Mother Figure taken out of context here is one of the lesser-known playlets in Confusions. Amanda Larsson a young Swedish actor takes Lucy Compton a woman in mind of rebellion before Ayckbourn essayed a whole play on coping fantasies and breakdown. Here Lucy copes pretty well: she infantilises. Her husband’s always away but when she fails to answer his calls he calls an anxious neighbour Bryony Wilman’s Rosemary Oates who bustles round and is forced to drink orange juice.

 

It’s worse for her husband Terry (Roger Hayward-Smith) who oddly guzzles it when nothing else is available so is punished by being forced to apologize and drink milk. This echoes the 1969 How The Other Half Loves where the wife also gets an apology. Here Lucy declares she rarely listens to and never answers rings or doorbells. And to Terry’s or Rosemary’s face: ‘scowl like that and the wind’ll change and you’ll stay like that forever.’ She’s furious at her husband, has not dressed for three weeks, lives permanently in a dressing gown, and dispatches her neighbours with a curiously more alert sense of themselves.
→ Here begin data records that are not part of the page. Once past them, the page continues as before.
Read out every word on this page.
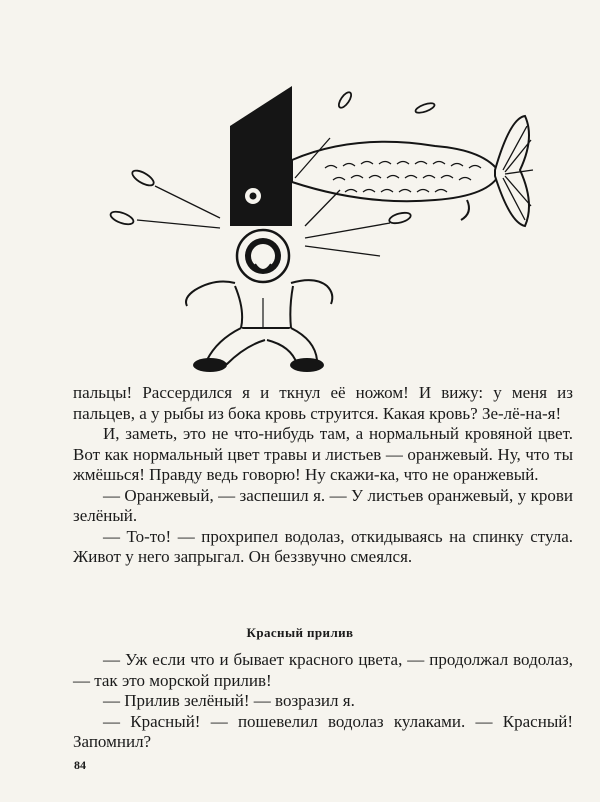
пальцы! Рассердился я и ткнул её ножом! И вижу: у меня из пальцев, а у рыбы из бока кровь струится. Какая кровь? Зе-лё-на-я!

И, заметь, это не что-нибудь там, а нормальный кровяной цвет. Вот как нормальный цвет травы и листьев — оранжевый. Ну, что ты жмёшься! Правду ведь говорю! Ну скажи-ка, что не оранжевый.

— Оранжевый, — заспешил я. — У листьев оранжевый, у крови зелёный.

— То-то! — прохрипел водолаз, откидываясь на спинку стула. Живот у него запрыгал. Он беззвучно смеялся.

Красный прилив

— Уж если что и бывает красного цвета, — продолжал водолаз, — так это морской прилив!

— Прилив зелёный! — возразил я.

— Красный! — пошевелил водолаз кулаками. — Красный! Запомнил?

84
A remarkable, rather strange piece. But the psychology’s plausible and a stepping-stone to the real rocks Ayckbourn explores later.

 

It’s a fun piece, the cast cope perfectly adequately with the comedy. Larsson brings a downbeat weariness and neatly peremptory mumsy approach, though her accent suggests greater alienation. Oh and there’s a Mr Poddle, Curly Bear. You’ll need to know where he comes in. Wilman is quiet under understated, Hayward-Smith a little the other way and might tone down just a little in this space.

 

 

A Cut in the Rates

 

Now there’s a pun. A Cut in the Rates concerns heart-sore jilted Monica Pickhart (Alexa Bushell) a council official chasing up non-payment of rates. Nicola Doble’s The Woman Upstairs says no-one’s here, but Patrick van der Bergh’s showman conjurer T L Ratchet certainly is. He takes her for a guided tour, and there’s the engine of tragedy, where he accidentally cut his wife in half. The wife herself appears (it’s Doble, as we might guess) persuading luckless Monica to try out the box, to release her perturbed spirit, and then the mad Ratchet appears.

 

To say more might spoil it, if you see it in Edinburgh. This is a cut above the rating of its companion, for the slightly greater energy, dispatch and fine set well-deployed. On this evidence and for their one-act No Knowing, it’s clear that comedy sketched at this levels finds the players’ comfort zone but a few actors show the potential to go a more considerable distance. If you enjoy Ayckbourn, catch this in Edinburgh. You won’t see two of these three pieces – including No Knowing – performed elsewhere.